F. and I named her Biscuit after the color of her fur. She never completely got over the respiratory infection. Even in total darkness, you could tell shed entered the room because of the snuffling, a sound like a small whisk broom briskly sweeping. Every few months shed start sneezing with increasing viscid productivity until it got so gross we had to take her to the vet, which she didnt mindshed stroll into her carrier as if it were the first-class compartment of an airlinerand put her on antibiotics, which she did. She hated being pilled and would buck and spit and slash until you got the message. You can see the scars she left on my forearm. Once, when we were still living in the village, Biscuit wandered into a neighbors garage and came back with half her muzzle and one forepaw white with paint. Three people had to hold her down while a fourth shaved off the painted-on fur so she wouldnt be poisoned while trying to clean herself.
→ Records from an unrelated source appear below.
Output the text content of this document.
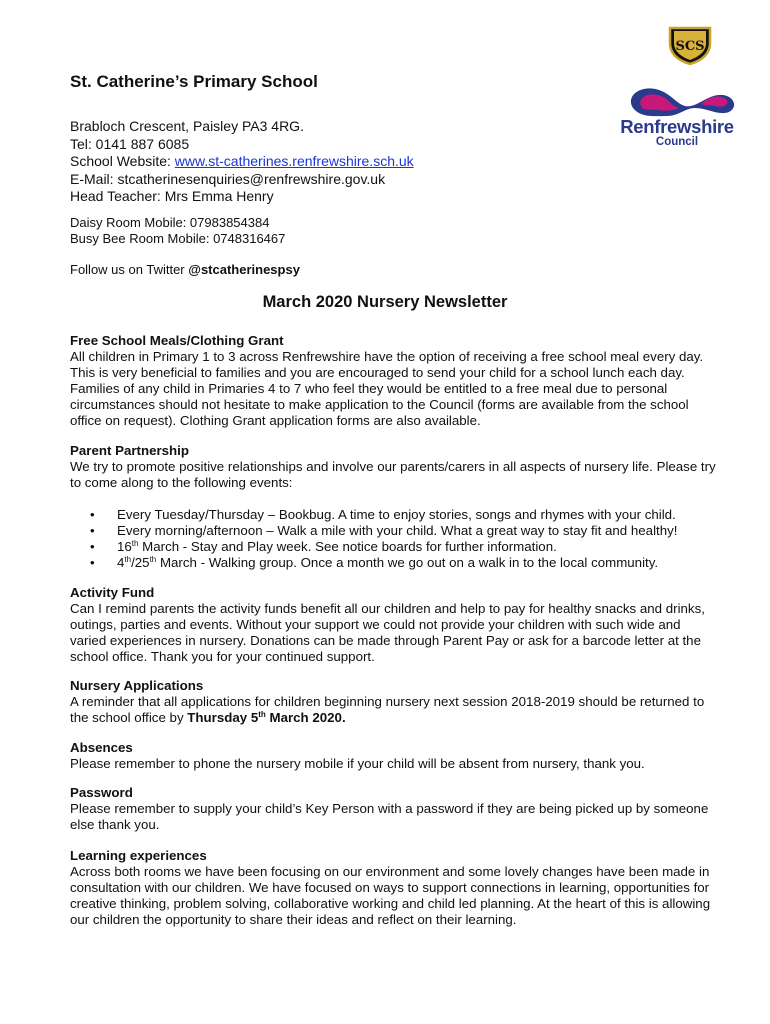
St. Catherine’s Primary School
Brabloch Crescent, Paisley PA3 4RG.
Tel: 0141 887 6085
School Website: www.st-catherines.renfrewshire.sch.uk
E-Mail: stcatherinesenquiries@renfrewshire.gov.uk
Head Teacher: Mrs Emma Henry
Daisy Room Mobile: 07983854384
Busy Bee Room Mobile: 0748316467
Follow us on Twitter @stcatherinespsy
SCS
Renfrewshire
Council
March 2020 Nursery Newsletter
Free School Meals/Clothing Grant

All children in Primary 1 to 3 across Renfrewshire have the option of receiving a free school meal every day. This is very beneficial to families and you are encouraged to send your child for a school lunch each day. Families of any child in Primaries 4 to 7 who feel they would be entitled to a free meal due to personal circumstances should not hesitate to make application to the Council (forms are available from the school office on request). Clothing Grant application forms are also available.

Parent Partnership

We try to promote positive relationships and involve our parents/carers in all aspects of nursery life. Please try to come along to the following events:

• Every Tuesday/Thursday – Bookbug. A time to enjoy stories, songs and rhymes with your child.
• Every morning/afternoon – Walk a mile with your child. What a great way to stay fit and healthy!
• 16th March - Stay and Play week. See notice boards for further information.
• 4th/25th March - Walking group. Once a month we go out on a walk in to the local community.
Activity Fund

Can I remind parents the activity funds benefit all our children and help to pay for healthy snacks and drinks, outings, parties and events. Without your support we could not provide your children with such wide and varied experiences in nursery. Donations can be made through Parent Pay or ask for a barcode letter at the school office. Thank you for your continued support.

Nursery Applications

A reminder that all applications for children beginning nursery next session 2018-2019 should be returned to the school office by Thursday 5th March 2020.

Absences

Please remember to phone the nursery mobile if your child will be absent from nursery, thank you.

Password

Please remember to supply your child’s Key Person with a password if they are being picked up by someone else thank you.

Learning experiences

Across both rooms we have been focusing on our environment and some lovely changes have been made in consultation with our children. We have focused on ways to support connections in learning, opportunities for creative thinking, problem solving, collaborative working and child led planning. At the heart of this is allowing our children the opportunity to share their ideas and reflect on their learning.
It was the angriest I ever saw her. But only a few hours later, she slid into bed with us, snuffling and purring.
This was our marriage bed, my wifes and mine. In it, we had made love; we had quarreled; we had exchanged secrets the way children exchange trading cards. (When I was a kid, these were mostly of baseball players, but there are now cards for WWF Superstars, Star Wars characters, and the members of Englands royal wedding. Wilfredo, the boy who used to visit us in the summer, had decks of Japanese anime figures.) We had sat up reading by lamplight while the world slept, sometimes silently, sometimes aloud to each other. During the early years of our marriage, the books we read included Charlottes Web, Oliver Twist, The Story of the Treasure Seekers, and the entire Lord of the Rings, which aged us like grief. We did the voices of all the characters: guileless, bumptious Wilbur; manly Oswald, bluff as a little Winston Churchill; Templeton rubbing his handsor I guess his pawstogether in anticipation of an all-you-can-eat buffet of purulent midway garbage; unctuous Fagin, his ill will barely concealed by a facade of mocking courtliness; hissing, sniveling Gollum.
Lately we dont read to each other much.